Ben Calder stopped short at the bottom of the stairs. “Oh my God. Nobody shoot anything. We'll all go up in a ball of flame,” he said, staring at the giant bottles of acetone and phosphine. “It's an entire meth lab, right here in the basement.”

They were all scanning the musty basement for Rashid. Lin and Jacobs had been staking out the house after the imam's tip, and had been certain that Rashid was there. But the basement was a labyrinth of equipment and makeshift work surfaces, jugs and glass bottles. Small, grubby windows let in a choked light, and Nora's eyes fought to adjust to the dimness. The floor was hopelessly littered with tools and trash.

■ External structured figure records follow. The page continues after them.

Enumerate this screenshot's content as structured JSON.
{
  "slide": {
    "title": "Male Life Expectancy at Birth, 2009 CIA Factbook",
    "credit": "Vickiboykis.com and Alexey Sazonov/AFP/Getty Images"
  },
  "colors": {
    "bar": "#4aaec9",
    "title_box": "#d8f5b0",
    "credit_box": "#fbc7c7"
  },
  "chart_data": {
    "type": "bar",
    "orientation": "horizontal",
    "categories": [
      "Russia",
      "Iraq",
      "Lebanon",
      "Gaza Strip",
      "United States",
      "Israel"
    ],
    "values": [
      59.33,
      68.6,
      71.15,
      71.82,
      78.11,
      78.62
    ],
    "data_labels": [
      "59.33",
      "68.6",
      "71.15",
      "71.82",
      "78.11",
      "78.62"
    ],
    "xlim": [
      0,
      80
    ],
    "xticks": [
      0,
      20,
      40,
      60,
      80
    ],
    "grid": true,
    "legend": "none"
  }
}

“Coal cellar!” John murmured, nodding behind them, and they followed him deeper into the dark, fanning out. The coal cellar was in the northern corner of the basement, and Calder approached the heavy door slowly, but then suddenly shoved it open. It swung open with a loud groan. Nora crossed to it, and her gaze fell on a makeshift bedroom with a filthy mattress, a metal desk and a folding chair. A single lightbulb in a lamp with no shade cast a dull light; it was rigged with an extension cord from the main area of the basement.

In the center of the coal cellar, a thin girl shivered, eyes wide, wrists bound, a dirty bandanna tied around her mouth. She wore a gray, stained camisole. The room reeked of sweat and urine. Nora nearly rushed in, but John held up a hand, determined to make certain that no alternate exit or entrance existed for the tiny room. He had just stepped inside when they heard a voice.

“Y'all find what you lookin' for?”

All four agents froze. Rashid Baker's voice was coming from very near the stairs they had descended. He emerged from behind a set of shelves that were laden with fat jars of chemicals.

Laurie Cruz was closest, and she raised her gun automatically, training it on Rashid.

“Whatcha gonna do with
that
?” Rashid asked, laughing softly.

“I'm a very good shot,” Laurie said fiercely.

“You would need to be. Go ahead.”

Calder said firmly, “Come out of there with your hands up. It's over, Rashid.”

Rashid laughed again. “That would be too easy, wouldn't it?”

“Come on, Rashid,” said Nora. “You know this isn't how it should be.”